Despite evidence that EOP was making a measurable impact on students’ lives, throughout the 1990s and 2000s the program was vulnerable to changes in federal and state funding. This meant that EOP student services were severely limited or cut. It wasn’t until 2008, when San Jose State faculty and staff members established a task force to restore the program, identifying needs for new staff, space, an increased budget and an institutionalized EOP council, that the program began to revive. By the time Debra Griffith, ’04 MA Education, was appointed EOP director in 2010, she was determined to rebuild the program and establish a sustainable strategy for supporting and retaining students.
The Future of EOP
Griffith strategized ways to create a space where students could connect with mentors, attend mandatory study skills workshops, meet with tutors and network with a community of peers. Throughout her eight years at the helm, EOP grew to 3,000 freshman and transfer students.
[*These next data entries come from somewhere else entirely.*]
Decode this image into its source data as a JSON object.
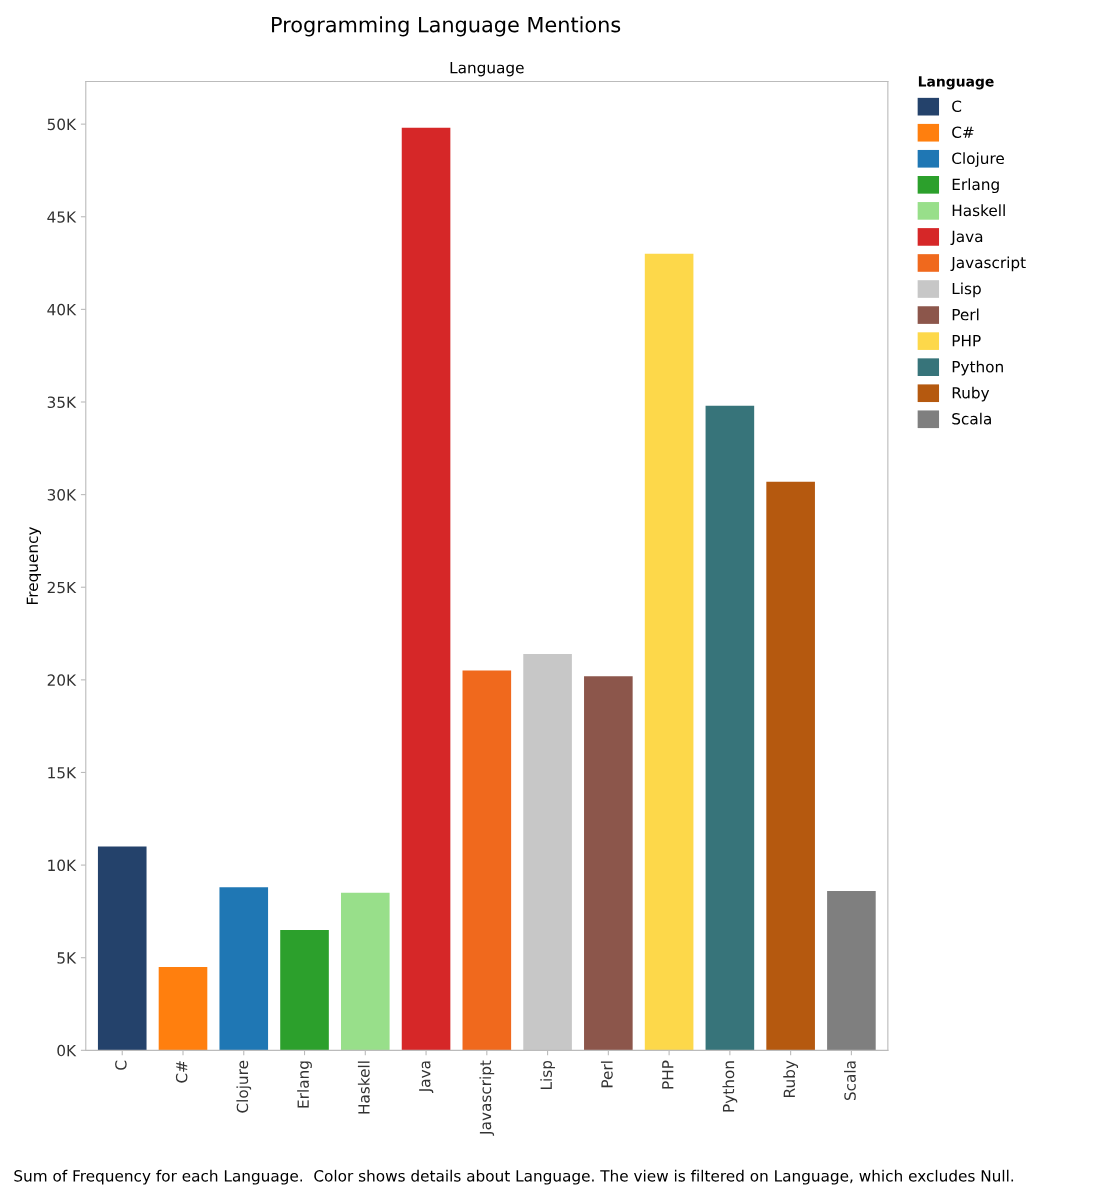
{
  "chart_data": {
    "type": "bar",
    "title": "Programming Language Mentions",
    "subtitle": "Language",
    "ylabel": "Frequency",
    "legend_title": "Language",
    "categories": [
      "C",
      "C#",
      "Clojure",
      "Erlang",
      "Haskell",
      "Java",
      "Javascript",
      "Lisp",
      "Perl",
      "PHP",
      "Python",
      "Ruby",
      "Scala"
    ],
    "series": [
      {
        "name": "C",
        "color": "#24426b",
        "values": [
          11.0,
          null,
          null,
          null,
          null,
          null,
          null,
          null,
          null,
          null,
          null,
          null,
          null
        ]
      },
      {
        "name": "C#",
        "color": "#ff7f0e",
        "values": [
          null,
          4.5,
          null,
          null,
          null,
          null,
          null,
          null,
          null,
          null,
          null,
          null,
          null
        ]
      },
      {
        "name": "Clojure",
        "color": "#1f77b4",
        "values": [
          null,
          null,
          8.8,
          null,
          null,
          null,
          null,
          null,
          null,
          null,
          null,
          null,
          null
        ]
      },
      {
        "name": "Erlang",
        "color": "#2ca02c",
        "values": [
          null,
          null,
          null,
          6.5,
          null,
          null,
          null,
          null,
          null,
          null,
          null,
          null,
          null
        ]
      },
      {
        "name": "Haskell",
        "color": "#98df8a",
        "values": [
          null,
          null,
          null,
          null,
          8.5,
          null,
          null,
          null,
          null,
          null,
          null,
          null,
          null
        ]
      },
      {
        "name": "Java",
        "color": "#d62728",
        "values": [
          null,
          null,
          null,
          null,
          null,
          49.8,
          null,
          null,
          null,
          null,
          null,
          null,
          null
        ]
      },
      {
        "name": "Javascript",
        "color": "#f0691d",
        "values": [
          null,
          null,
          null,
          null,
          null,
          null,
          20.5,
          null,
          null,
          null,
          null,
          null,
          null
        ]
      },
      {
        "name": "Lisp",
        "color": "#c7c7c7",
        "values": [
          null,
          null,
          null,
          null,
          null,
          null,
          null,
          21.4,
          null,
          null,
          null,
          null,
          null
        ]
      },
      {
        "name": "Perl",
        "color": "#8c564b",
        "values": [
          null,
          null,
          null,
          null,
          null,
          null,
          null,
          null,
          20.2,
          null,
          null,
          null,
          null
        ]
      },
      {
        "name": "PHP",
        "color": "#fdd84a",
        "values": [
          null,
          null,
          null,
          null,
          null,
          null,
          null,
          null,
          null,
          43.0,
          null,
          null,
          null
        ]
      },
      {
        "name": "Python",
        "color": "#37747a",
        "values": [
          null,
          null,
          null,
          null,
          null,
          null,
          null,
          null,
          null,
          null,
          34.8,
          null,
          null
        ]
      },
      {
        "name": "Ruby",
        "color": "#b5590f",
        "values": [
          null,
          null,
          null,
          null,
          null,
          null,
          null,
          null,
          null,
          null,
          null,
          30.7,
          null
        ]
      },
      {
        "name": "Scala",
        "color": "#7f7f7f",
        "values": [
          null,
          null,
          null,
          null,
          null,
          null,
          null,
          null,
          null,
          null,
          null,
          null,
          8.6
        ]
      }
    ],
    "stacked": true,
    "ylim": [
      0,
      52.3
    ],
    "yticks": [
      {
        "value": 0,
        "label": "0K"
      },
      {
        "value": 5,
        "label": "5K"
      },
      {
        "value": 10,
        "label": "10K"
      },
      {
        "value": 15,
        "label": "15K"
      },
      {
        "value": 20,
        "label": "20K"
      },
      {
        "value": 25,
        "label": "25K"
      },
      {
        "value": 30,
        "label": "30K"
      },
      {
        "value": 35,
        "label": "35K"
      },
      {
        "value": 40,
        "label": "40K"
      },
      {
        "value": 45,
        "label": "45K"
      },
      {
        "value": 50,
        "label": "50K"
      }
    ],
    "legend": "right",
    "annotations": [
      "Sum of Frequency for each Language.  Color shows details about Language. The view is filtered on Language, which excludes Null."
    ]
  }
}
“I look toward the fight and struggle for equality of education,” says Griffith. “That’s what drives me. Our students deserve the best. They deserve not to feel less-than. I had to build a community, get students engaged and committed to their own success. I think the future is elevating everything we’ve done to the next level.”
Griffith has left EOP in the capable hands of her successor, Interim Director Teresa de la Cruz. She is confident that EOP is well-positioned to expand in the coming years. She need look no further than Cortes, who believes in improving access to higher education.
“In political science, we study power,” Cortes says. “People in power decide who gets what, where and how. In society sometimes decision-makers in power have to choose who the winners are and who the losers are in a given situation. A lot of people like myself—first-generation, low-income students—can end up on the losing side of things. EOP programs are very important because they can help even out the playing field. Working for the program really helped me grow and learn a lot about myself. It was very impactful on my college career and my life.”
As her shirt states, she was and will always remain EOP.